Kontrollgesetz: Kompromiss in letzter Minute Lothar Klein, 26.01.2017 12:30 Uhr
In letzter Minute haben sich Union und SPD doch noch auf einen Kompromiss zum Selbstverwaltungsstärkungsgesetz zur strengeren Kontrolle von Ärzten, Krankenkassen und anderen Selbstverwaltungsgremien des Gesundheitswesens verständigt. Die SPD konnte im Gesundheitsausschuss in einigen Punkten Änderungen insbesondere zugunsten der Kassen durchsetzen. Damit ist der Weg für die Verabschiedung des Gesetzes auch im Bundestag frei.
Die SPD habe erreicht, „dass das Gesetz nun die Richtigen trifft, aber kein Generalangriff auf die Selbstverwaltung darstellt“, erklärte die gesundheitspolitische Sprecherin der SPD-Bundestagsfraktion, Hilde Mattheis, zusammen mit Bärbel Bas, Berichterstatterin ihrer Fraktion, für das Selbstverwaltungsstärkungsgesetz. Demnach werden umstrittene Vorgaben für Mindestinhalte der Satzungen von Selbstverwaltungsinstitutionen gestrichen, um einen Eingriff in deren Satzungsautonomie zu verhindern.
Dabei sah die SPD-Fraktion offensichtlich Eingriffe in die Satzungsautonomie der Organisationen. Zudem soll es eine Klarstellung bei dem sogenannten „Staatskommissar light“ geben, der vom Bundesgesundheitsministerium (BMG) in die Selbstverwaltungsorganisationen „bei Gefahr für die ordnungsgemäße Verwaltung“ entsandt werden kann. In Zukunft solle der „kleine Staatskommissar“, wie er auch genannt wird, „ausschließlich der Beratung und Unterstützung der jeweiligen Institution“ dienen, schreiben Mattheis und Bas. „Die Entscheidungen kommen weiterhin vom Vorstand, der dann auch haftet“, erläutert Bas.
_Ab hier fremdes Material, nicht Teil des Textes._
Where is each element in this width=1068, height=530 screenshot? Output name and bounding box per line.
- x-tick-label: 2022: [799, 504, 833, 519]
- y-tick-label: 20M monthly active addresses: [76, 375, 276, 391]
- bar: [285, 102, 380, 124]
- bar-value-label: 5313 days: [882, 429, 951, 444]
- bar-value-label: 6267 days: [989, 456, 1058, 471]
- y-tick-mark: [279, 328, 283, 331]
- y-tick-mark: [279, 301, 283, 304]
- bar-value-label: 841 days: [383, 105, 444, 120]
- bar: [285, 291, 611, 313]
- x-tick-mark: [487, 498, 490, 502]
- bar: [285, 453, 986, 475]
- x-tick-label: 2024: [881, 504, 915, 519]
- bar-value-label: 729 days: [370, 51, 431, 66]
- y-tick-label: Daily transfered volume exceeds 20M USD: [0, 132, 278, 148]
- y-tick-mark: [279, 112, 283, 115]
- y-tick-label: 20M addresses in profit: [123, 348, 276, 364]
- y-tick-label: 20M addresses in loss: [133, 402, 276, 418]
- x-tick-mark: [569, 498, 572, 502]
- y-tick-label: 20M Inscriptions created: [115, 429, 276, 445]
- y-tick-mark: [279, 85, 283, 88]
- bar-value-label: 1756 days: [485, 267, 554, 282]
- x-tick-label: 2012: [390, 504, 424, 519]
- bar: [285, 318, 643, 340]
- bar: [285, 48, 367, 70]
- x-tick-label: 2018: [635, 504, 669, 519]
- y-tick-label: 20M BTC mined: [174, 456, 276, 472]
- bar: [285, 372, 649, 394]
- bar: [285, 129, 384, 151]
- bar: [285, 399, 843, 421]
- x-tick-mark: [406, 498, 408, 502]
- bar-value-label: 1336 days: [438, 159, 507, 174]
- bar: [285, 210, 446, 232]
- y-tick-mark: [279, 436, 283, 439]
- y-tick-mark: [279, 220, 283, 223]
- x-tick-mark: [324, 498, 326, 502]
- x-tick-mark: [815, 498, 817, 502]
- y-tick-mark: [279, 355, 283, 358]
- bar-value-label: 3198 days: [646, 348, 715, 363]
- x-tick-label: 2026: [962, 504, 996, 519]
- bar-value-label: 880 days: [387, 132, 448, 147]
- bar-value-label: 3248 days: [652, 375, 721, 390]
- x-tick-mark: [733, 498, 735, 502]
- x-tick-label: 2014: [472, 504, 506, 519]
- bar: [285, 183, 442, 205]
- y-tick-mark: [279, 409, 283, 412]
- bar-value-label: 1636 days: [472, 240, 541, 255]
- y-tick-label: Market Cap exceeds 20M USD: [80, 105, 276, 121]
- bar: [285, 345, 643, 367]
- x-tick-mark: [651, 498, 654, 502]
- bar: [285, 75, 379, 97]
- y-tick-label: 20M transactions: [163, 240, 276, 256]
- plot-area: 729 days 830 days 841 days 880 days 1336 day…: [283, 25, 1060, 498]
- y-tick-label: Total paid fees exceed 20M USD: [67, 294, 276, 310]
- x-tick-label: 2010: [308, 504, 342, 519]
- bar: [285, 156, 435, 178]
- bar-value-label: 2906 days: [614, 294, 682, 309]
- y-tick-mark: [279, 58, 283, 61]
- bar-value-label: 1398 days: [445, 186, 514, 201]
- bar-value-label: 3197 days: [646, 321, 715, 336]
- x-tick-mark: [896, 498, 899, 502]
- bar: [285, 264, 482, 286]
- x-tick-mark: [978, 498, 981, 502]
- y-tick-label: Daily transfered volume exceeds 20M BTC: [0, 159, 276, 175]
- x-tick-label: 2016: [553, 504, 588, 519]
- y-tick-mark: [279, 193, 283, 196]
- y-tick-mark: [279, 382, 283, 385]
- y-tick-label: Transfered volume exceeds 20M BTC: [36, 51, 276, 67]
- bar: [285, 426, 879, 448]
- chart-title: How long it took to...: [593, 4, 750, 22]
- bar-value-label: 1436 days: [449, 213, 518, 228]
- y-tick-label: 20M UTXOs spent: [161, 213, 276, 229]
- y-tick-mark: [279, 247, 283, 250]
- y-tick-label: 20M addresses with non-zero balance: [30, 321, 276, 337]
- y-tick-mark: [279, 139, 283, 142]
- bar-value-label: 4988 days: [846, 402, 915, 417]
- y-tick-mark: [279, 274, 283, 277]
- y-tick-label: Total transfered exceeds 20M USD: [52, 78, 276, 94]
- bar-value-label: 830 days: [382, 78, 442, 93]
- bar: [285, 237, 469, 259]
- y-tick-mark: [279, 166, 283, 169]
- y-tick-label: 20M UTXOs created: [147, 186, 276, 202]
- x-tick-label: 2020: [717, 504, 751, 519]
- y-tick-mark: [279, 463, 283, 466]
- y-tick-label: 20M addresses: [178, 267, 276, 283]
Mit dem Gesetz erreiche man „eine vollständige Transparenz und bessere Aufsicht über die Vorgänge in der KBV, ohne die gesamte Selbstverwaltung zu beschädigen“, sagt Mattheis.
Die verpflichtende Prüfung der Körperschaften durch Wirtschaftsprüfungsgesellschaften ist auch vom Tisch. Die Prüfungen sollen weiterhin vom Bundesversicherungsamt (BVA) vorgenommen werden. Das BVA soll dazu mit mehr Personal ausgestattet werden. Und die geplante Beteiligung von Patientenorganisationen in den Gremien des Medizinischen Diensts des GKV-Spitzenverbands wird nicht im Gesetz selbst geregelt, sondern in einer nachfolgenden Verordnung.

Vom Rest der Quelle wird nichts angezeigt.